Over the last two decades, the fashion industry has observed the Alice effect too. She is the classic babe in the woods, a theme fashionistas have always favoured (remember that hair accessory, the Alice band?). American designer Nanette Lepore just launched an Alice-inspired line. Closer home, artist Nalini Malani had a solo show titled Living in Alicetime in 2006 at Mumbai’s Sakshi Art Gallery. Fashion designer Varun Sardana’s Spring-Summer 2010 line is replete with candy colours and wispy fabrics à la Alice. The song by the English rock band Smokie, that asked who Alice was, was clearly uninformed.
A Brief History Of Alice’s World
FILM: 1903 saw the first film version of Carroll’s world—silent and 8 minutes long. Most notable among its many Hollywood adaptations was a 1933 version by Paramount Pictures and a 1951 animation by Walt Disney.
POPULAR MUSIC: The Beatles count the Alice books among their many influences. Songs with Carrollian imagery include ‘I am the walrus’ (1967)—from ‘The Walrus and the Carpenter’ a poem in ‘Through the Looking-Glass’ as well as ‘Cry Baby Cry’ and ‘Glass Onion’, both in (1968)
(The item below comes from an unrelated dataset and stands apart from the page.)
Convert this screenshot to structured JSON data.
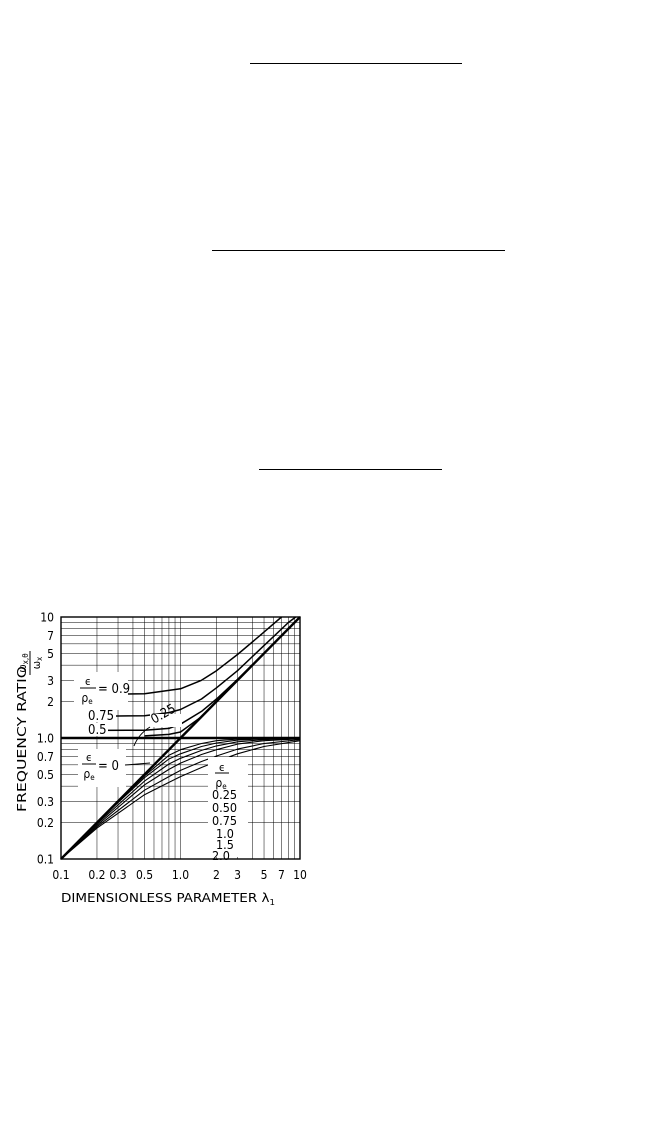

ART: In 1969 Salvador Dalí produced 12 illustrations based on Alice’s ‘Adventures in Wonderland’
CLASSICAL MUSIC AND OPERA: American composer David Del Tredici composed several Alice-themed pieces: ‘An Alice Symphony’ (1969), ‘Final Alice’ (1976) ‘Child Alice’ (1980) ‘Haddock’s Eyes’ (1986)
PORNOGRAPHY: A 1976 film, ‘Alice in Wonderland: A Musical Porno’, is based directly on Lewis Carroll’s story.
GAMES: ‘Dungeonland’ and ‘The Land Beyond the Magic Mirror’ are role-playing game modules that were released in 1983 as gaming adventures with deadly equivalents of Carroll’s characters—the Cheshire Cat, for example, became a sabretooth tiger.
GRAPHIC FICTION: Alice is one of the protagonists in Alan Moore and Melinda Gebbie’s graphic novel ‘Lost Girls’, which presents her as an adult in erotic adventures with Dorothy of the Oz books, and Wendy from Peter Pan. Partially released in 1991-92 and later in 2006
VIDEO GAME: American McGee’s ‘Alice’ is a third-person action game released in 2000.
FASHION: In its December 2003 issue, US ‘Vogue’ carried a fashion editorial by photographer Annie Leibovitz which featured model Natalia Vodianova styled as Alice by every big fashion name, from Donatella Versace to Jean Paul Gaultier to Marc Jacobs.
TELEVISION: A 2009 miniseries on the American cable television channel Syfy, ‘Alice’, reimagined Alice’s adventures 150 years into the future. On this science fiction show, Wonderland evolved to today’s standards and Alice was a dark-haired, assertive woman.
Alice in Wonderland released in theatres on Friday.